The Town Hall was ready for use in February, 1879, without a bell tower. The people had talked about a clock for some time, and when they saw the beautiful building they wanted the bell added. The Independent of March that same year reported that on the 11th the play, “Enlisted for the War” would be repeated in the Town Hall to raise money for the purchase of a clock, the Helicon Band would assist. Tickets were 20 cents for adults and 10 cents for children. An amateur “Uncle Tom’s Cabin” was later presented to raise additional funds.
In 1882, a town meeting voted to raise $325 for the clock. Later, a special meeting was called and they voted to invest $200 for a bell to ring the hours. On Aug. 11, 1882, three years after the completion of the Town Hall, a clock was ordered from Seth Thomas Co. for the sum of $753.07. Freight charges for the bell and clock were $14.83.
R. Austin Backus wrote a tribute to the Town Clock in 1945. Parts of the article are written here: “My first view of Mexico Village was about four o’clock the afternoon of April 30, 1907. I was a small boy riding in a spindle-back buggy with my father. It was the third day since we had left the native settlement in far away St. Lawrence County. We came into the village from Pulaski over what is known as the old Mexico-Pulaski Road. My first glimpse of the village was therefore, from Pulaski Hill, and looming before us was Earl Dexter’s old mill (now the park at the foot of the hill) and the creek. Just as we passed the Town Hall, the clock struck four. I had never heard a clock strike like a bell before and I shall never forget it.
“The activities of the community were timed to the strike of the bell; school activities were held in Washington Hall until the Avery Skinner auditorium was built in the new school; official meetings, even an occasional wedding or funeral; lodges; and it even served to warn many ministers that their sermons were lengthy. Sometimes an event had to pause while the bell tolled the hour; a student was in the middle of his prize-speaking oratory; a political office- seeker was in the depth of his appeal for votes; even old Uncle Tom, in the popular “Uncle Tom’s Cabin”, would pause and wipe the tears from his eyes, and sweat from his brow while the clock tolled out the hour. I remember one night the star of a traveling show, a bell ringer, was ringing out the beautiful “Bells of St. Mary”, and the clock joined in to strike the hour, much to the dismay of the artist.”
George Monson told me Ray DeLong (who lived across the street from the Town Hall) told George as he grew older and was losing his eyesight, the town clock bell was such a comfort, telling Ray the time and helping him keep his sense of direction.
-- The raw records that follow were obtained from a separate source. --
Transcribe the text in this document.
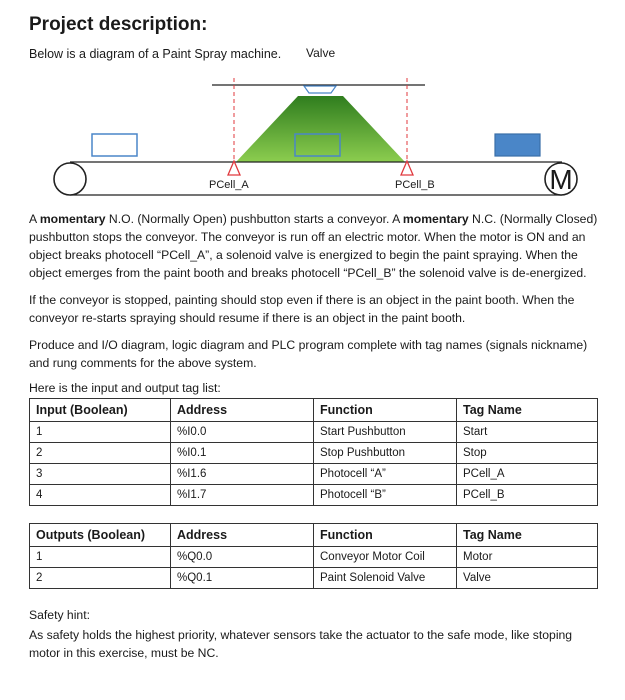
Project description:
Below is a diagram of a Paint Spray machine. Valve
M
PCell_A	PCell_B
A momentary N.O. (Normally Open) pushbutton starts a conveyor. A momentary N.C. (Normally Closed) pushbutton stops the conveyor. The conveyor is run off an electric motor. When the motor is ON and an object breaks photocell “PCell_A”, a solenoid valve is energized to begin the paint spraying. When the object emerges from the paint booth and breaks photocell “PCell_B” the solenoid valve is de-energized.
If the conveyor is stopped, painting should stop even if there is an object in the paint booth. When the conveyor re-starts spraying should resume if there is an object in the paint booth.
Produce and I/O diagram, logic diagram and PLC program complete with tag names (signals nickname) and rung comments for the above system.
Here is the input and output tag list:
Input (Boolean)	Address	Function	Tag Name
1	%I0.0	Start Pushbutton	Start
2	%I0.1	Stop Pushbutton	Stop
3	%I1.6	Photocell “A”	PCell_A
4	%I1.7	Photocell “B”	PCell_B
Outputs (Boolean)	Address	Function	Tag Name
1	%Q0.0	Conveyor Motor Coil	Motor
2	%Q0.1	Paint Solenoid Valve	Valve
Safety hint:
As safety holds the highest priority, whatever sensors take the actuator to the safe mode, like stoping motor in this exercise, must be NC.
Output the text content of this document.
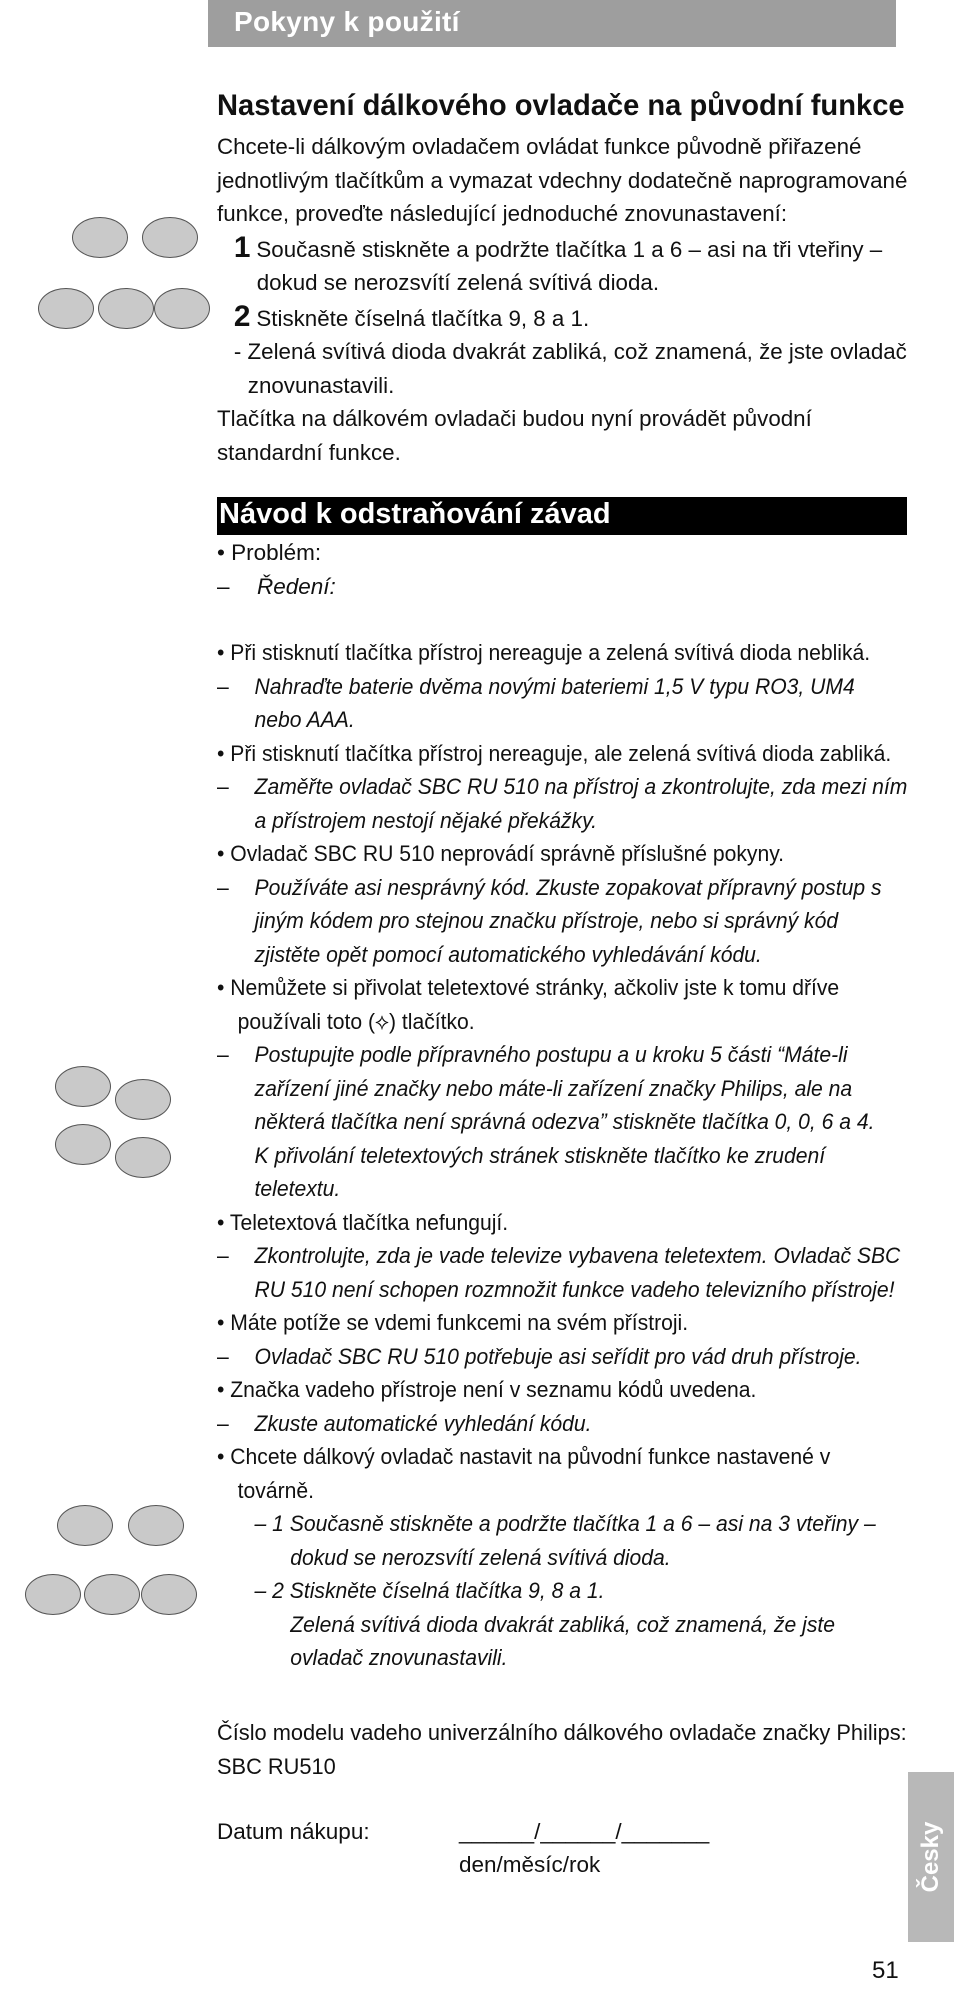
Pokyny k použití
Nastavení dálkového ovladače na původní funkce
Chcete-li dálkovým ovladačem ovládat funkce původně přiřazené
jednotlivým tlačítkům a vymazat vdechny dodatečně naprogramované
funkce, proveďte následující jednoduché znovunastavení:
1 Současně stiskněte a podržte tlačítka 1 a 6 – asi na tři vteřiny –
dokud se nerozsvítí zelená svítivá dioda.
2 Stiskněte číselná tlačítka 9, 8 a 1.
- Zelená svítivá dioda dvakrát zabliká, což znamená, že jste ovladač
znovunastavili.
Tlačítka na dálkovém ovladači budou nyní provádět původní
standardní funkce.
Návod k odstraňování závad
• Problém:
– Ředení:
• Při stisknutí tlačítka přístroj nereaguje a zelená svítivá dioda nebliká.
– Nahraďte baterie dvěma novými bateriemi 1,5 V typu RO3, UM4
nebo AAA.
• Při stisknutí tlačítka přístroj nereaguje, ale zelená svítivá dioda zabliká.
– Zaměřte ovladač SBC RU 510 na přístroj a zkontrolujte, zda mezi ním
a přístrojem nestojí nějaké překážky.
• Ovladač SBC RU 510 neprovádí správně příslušné pokyny.
– Používáte asi nesprávný kód. Zkuste zopakovat přípravný postup s
jiným kódem pro stejnou značku přístroje, nebo si správný kód
zjistěte opět pomocí automatického vyhledávání kódu.
• Nemůžete si přivolat teletextové stránky, ačkoliv jste k tomu dříve
používali toto (⟡) tlačítko.
– Postupujte podle přípravného postupu a u kroku 5 části “Máte-li
zařízení jiné značky nebo máte-li zařízení značky Philips, ale na
některá tlačítka není správná odezva” stiskněte tlačítka 0, 0, 6 a 4.
K přivolání teletextových stránek stiskněte tlačítko ke zrudení
teletextu.
• Teletextová tlačítka nefungují.
– Zkontrolujte, zda je vade televize vybavena teletextem. Ovladač SBC
RU 510 není schopen rozmnožit funkce vadeho televizního přístroje!
• Máte potíže se vdemi funkcemi na svém přístroji.
– Ovladač SBC RU 510 potřebuje asi seřídit pro vád druh přístroje.
• Značka vadeho přístroje není v seznamu kódů uvedena.
– Zkuste automatické vyhledání kódu.
• Chcete dálkový ovladač nastavit na původní funkce nastavené v
továrně.
– 1 Současně stiskněte a podržte tlačítka 1 a 6 – asi na 3 vteřiny –
dokud se nerozsvítí zelená svítivá dioda.
– 2 Stiskněte číselná tlačítka 9, 8 a 1.
Zelená svítivá dioda dvakrát zabliká, což znamená, že jste
ovladač znovunastavili.
Číslo modelu vadeho univerzálního dálkového ovladače značky Philips:
SBC RU510
Datum nákupu:	______/______/_______
den/měsíc/rok	Česky
51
Electric lights were added by the Mexico Electric Company in 1926; the hands have been changed three times with the original set given to the Historical Society and are on display at the Historical Museum. Repairs have been made through the years, the most recent done in 2000 and paid for by Victoria Chapter of the Order of the Eastern Star. Francis Emery made new hands and rebuilt the molding for the tower in 1962, and Albert Adams did work on the clock as well as making the weathervane.
George Monson took care of the clock for many years. He would climb the stairs once a week to make sure the clock was working well, the time was right, and the bell rang the hour. He said,” This clock is very special. She’s quaint and unique in her looks and the works.” Many agree with him.
After 100+ years the clock works began to wear out. In 2020 the Mexico Town Board began the process of installing a new digital clock works. The original clock workings are being preserved in place.